Well GPU cores in software that can be accelerated by them runs much faster but that is not much software to start with. Most software that people would use that is GPU accelerated in such a way usually more pro end software and likely those people will spend a lot on hardware to begin with. Look at the slides AMD put out claiming their apu match's an i7 in mobile side, All those benchmarks the compare with are all GPU accelerated ones which AMD has big edge on.
But you just pointed out the POINTLESSNESS of the whole thing as those running the kind of high end AV and specialty software like 3D CAD that can actually USE those GPU cores are NOT gonna be running AMD APUs for such CPU intensive tasks, not when they can get a MUCH more powerful GPU for MUCH cheaper and pair it with more real CPU cores!
The simple fact is IMHO the entire APU concept makes ZERO sense with the exception of mobile. In a laptop where space is a premium and power is severely limited? Then sure having the CPU and GPU on one die cuts down the costs and power usage, but on a desktop? Even if you get the lowest end APU you are still getting ripped off, I mean look at the prices, you can get a dual core APU with an HD8300 for $69 OR you can go to some place like Biiz and pick up an FX4300 with four REAL cores that will do any task (not just the extremely limited GPU accelerated ones) for the same money. By the time you figure the increased cost of the APU over the CPU, the need for much faster RAM compared to the CPU as the GPU side of an APU is ALWAYS starved for memory bandwidth? you will simply never come out ahead as even the lowest end GPU with dedicated GDDR 5 memory (which as I said is just $60, the GeForce 610 or 710 IIRC) with just slaughter the thing without effort!

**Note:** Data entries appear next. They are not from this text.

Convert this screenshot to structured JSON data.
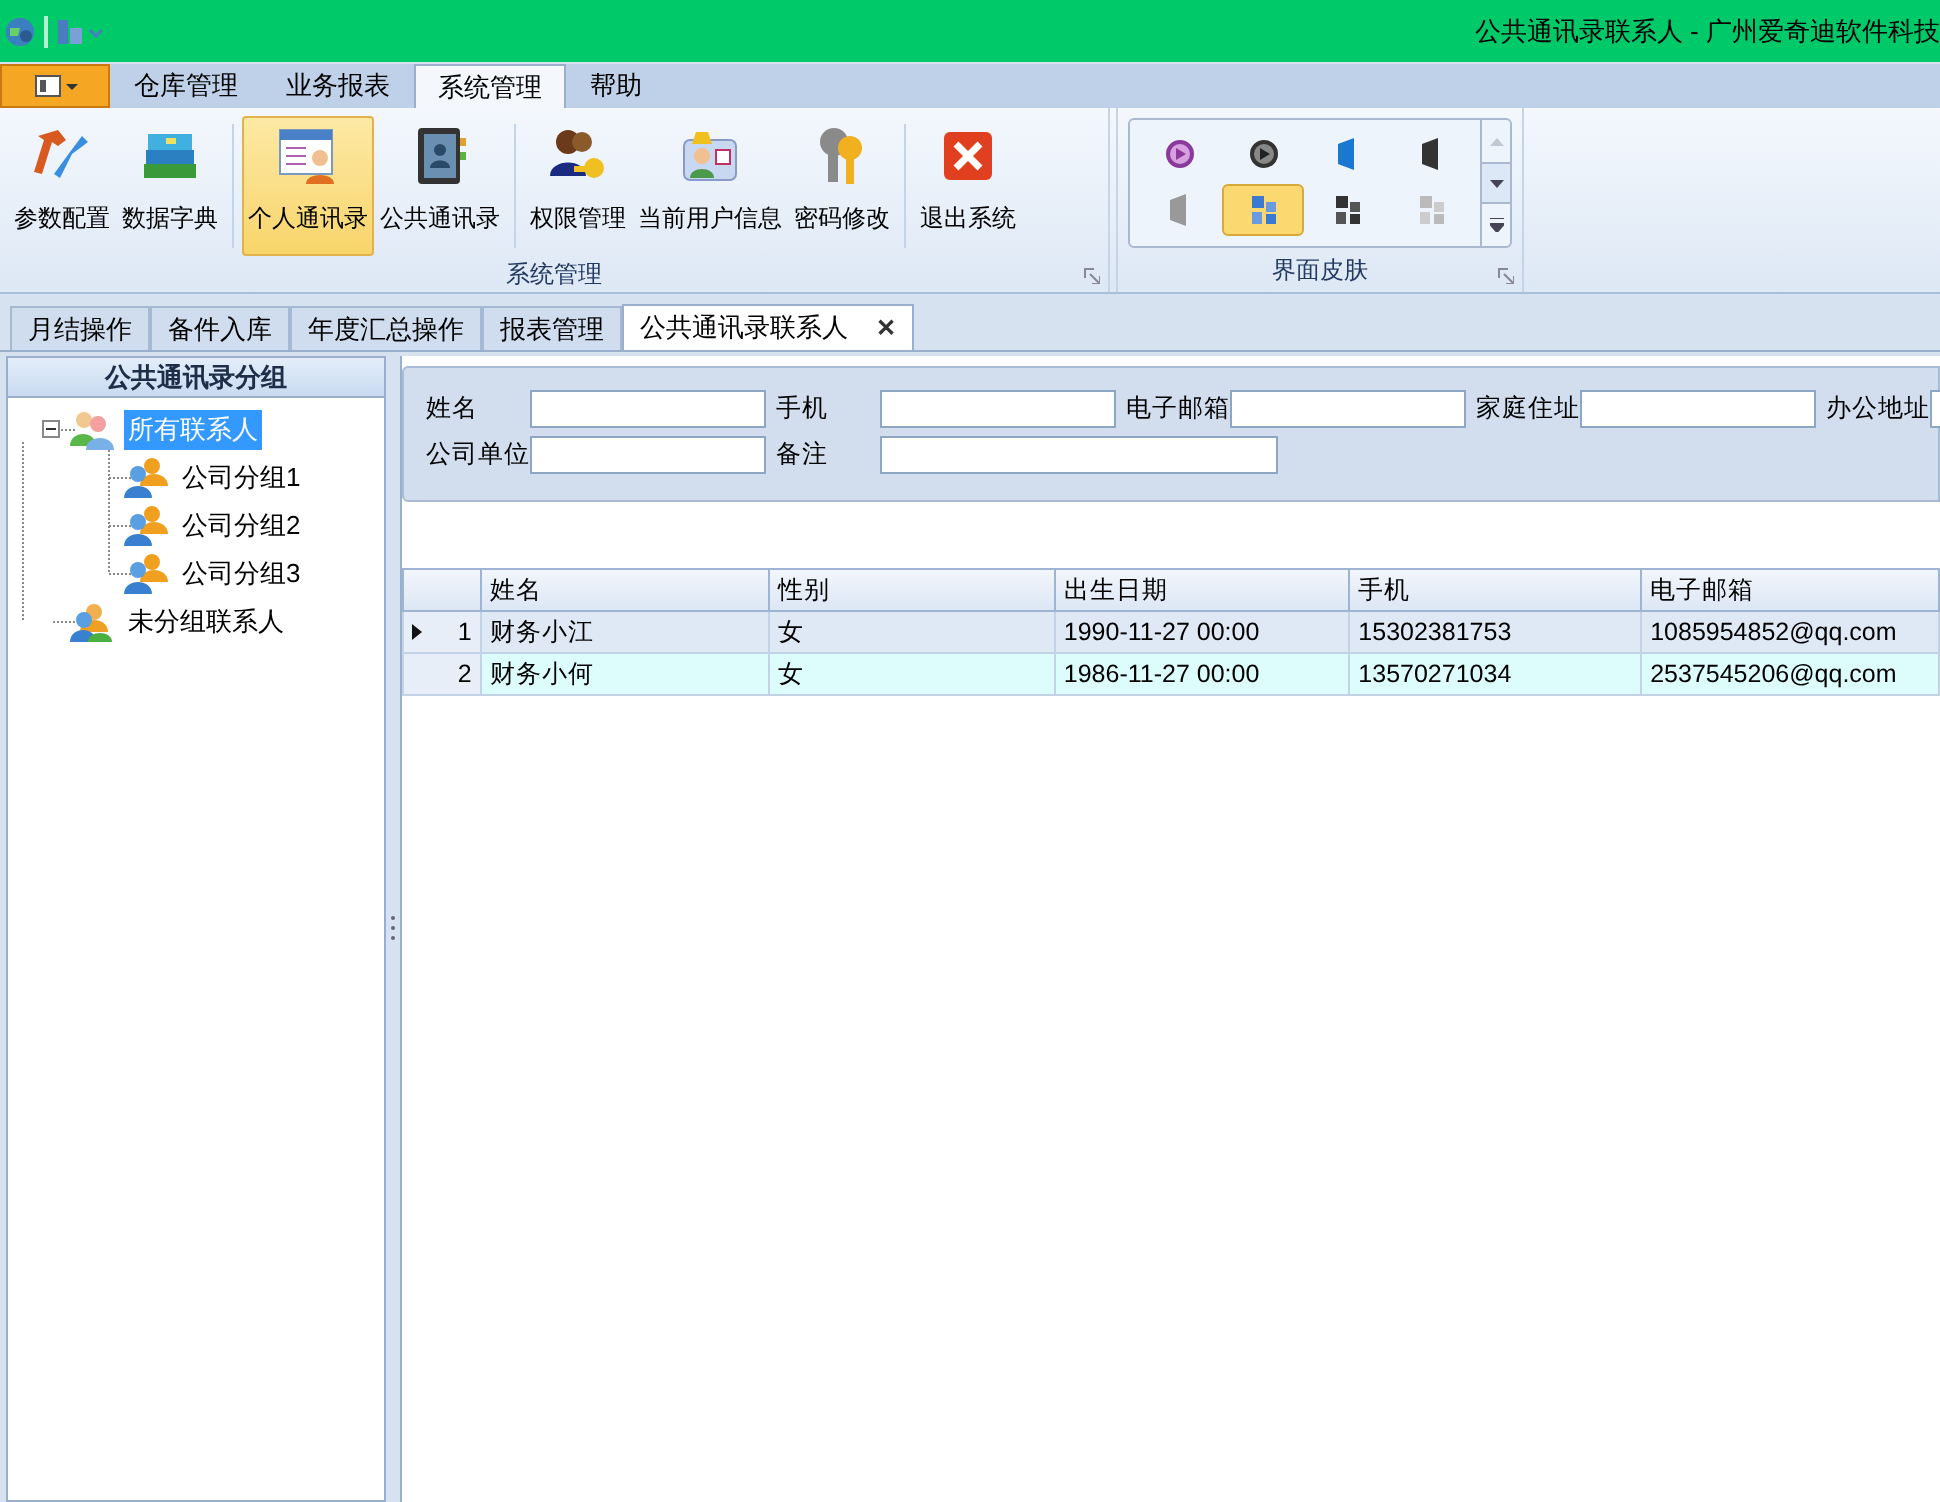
{
  "title_bar": {
    "title": "公共通讯录联系人 - 广州爱奇迪软件科技"
  },
  "ribbon_tabs": [
    {
      "label": "仓库管理",
      "selected": false
    },
    {
      "label": "业务报表",
      "selected": false
    },
    {
      "label": "系统管理",
      "selected": true
    },
    {
      "label": "帮助",
      "selected": false
    }
  ],
  "ribbon_groups": [
    {
      "label": "系统管理",
      "buttons": [
        {
          "label": "参数配置",
          "selected": false
        },
        {
          "label": "数据字典",
          "selected": false
        },
        {
          "label": "个人通讯录",
          "selected": true
        },
        {
          "label": "公共通讯录",
          "selected": false
        },
        {
          "label": "权限管理",
          "selected": false
        },
        {
          "label": "当前用户信息",
          "selected": false
        },
        {
          "label": "密码修改",
          "selected": false
        },
        {
          "label": "退出系统",
          "selected": false
        }
      ]
    }
  ],
  "skin_group": {
    "label": "界面皮肤",
    "skins": [
      {
        "selected": false
      },
      {
        "selected": false
      },
      {
        "selected": false
      },
      {
        "selected": false
      },
      {
        "selected": false
      },
      {
        "selected": true
      },
      {
        "selected": false
      },
      {
        "selected": false
      }
    ]
  },
  "doc_tabs": [
    {
      "label": "月结操作",
      "selected": false
    },
    {
      "label": "备件入库",
      "selected": false
    },
    {
      "label": "年度汇总操作",
      "selected": false
    },
    {
      "label": "报表管理",
      "selected": false
    },
    {
      "label": "公共通讯录联系人",
      "selected": true,
      "close": "✕"
    }
  ],
  "tree": {
    "title": "公共通讯录分组",
    "items": [
      {
        "label": "所有联系人",
        "selected": true,
        "expanded": true,
        "children": [
          {
            "label": "公司分组1",
            "selected": false
          },
          {
            "label": "公司分组2",
            "selected": false
          },
          {
            "label": "公司分组3",
            "selected": false
          }
        ]
      },
      {
        "label": "未分组联系人",
        "selected": false
      }
    ]
  },
  "search_form": {
    "rows": [
      [
        {
          "label": "姓名"
        },
        {
          "label": "手机"
        },
        {
          "label": "电子邮箱"
        },
        {
          "label": "家庭住址"
        },
        {
          "label": "办公地址"
        }
      ],
      [
        {
          "label": "公司单位"
        },
        {
          "label": "备注",
          "wide": true
        }
      ]
    ]
  },
  "grid": {
    "columns": [
      "姓名",
      "性别",
      "出生日期",
      "手机",
      "电子邮箱"
    ],
    "rows": [
      {
        "number": "1",
        "selected": true,
        "cells": [
          "财务小江",
          "女",
          "1990-11-27 00:00",
          "15302381753",
          "1085954852@qq.com"
        ]
      },
      {
        "number": "2",
        "selected": false,
        "cells": [
          "财务小何",
          "女",
          "1986-11-27 00:00",
          "13570271034",
          "2537545206@qq.com"
        ]
      }
    ]
  }
}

Look I'm about as hardcore an AMD supporter as they come, I have 6 AMD PCs in my family going back to my father's Phenom I quad all the way up to the FX8300 of the youngest, but if you are not running a laptop? There just isn't a selling point for their APUs, there just isn't. If you build a machine with the least expensive APU and I build the least expensive CPU+GPU the increased cost of the APU is gonna make it a losing proposition,just compare the lowest ACTUAL quad core APU with the same on the AM3+ side and its not even funny how lopsided it is, you can get 4 REAL cores AND a GPU for less than the APU quad so no matter how you slice it? It just doesn't make sense.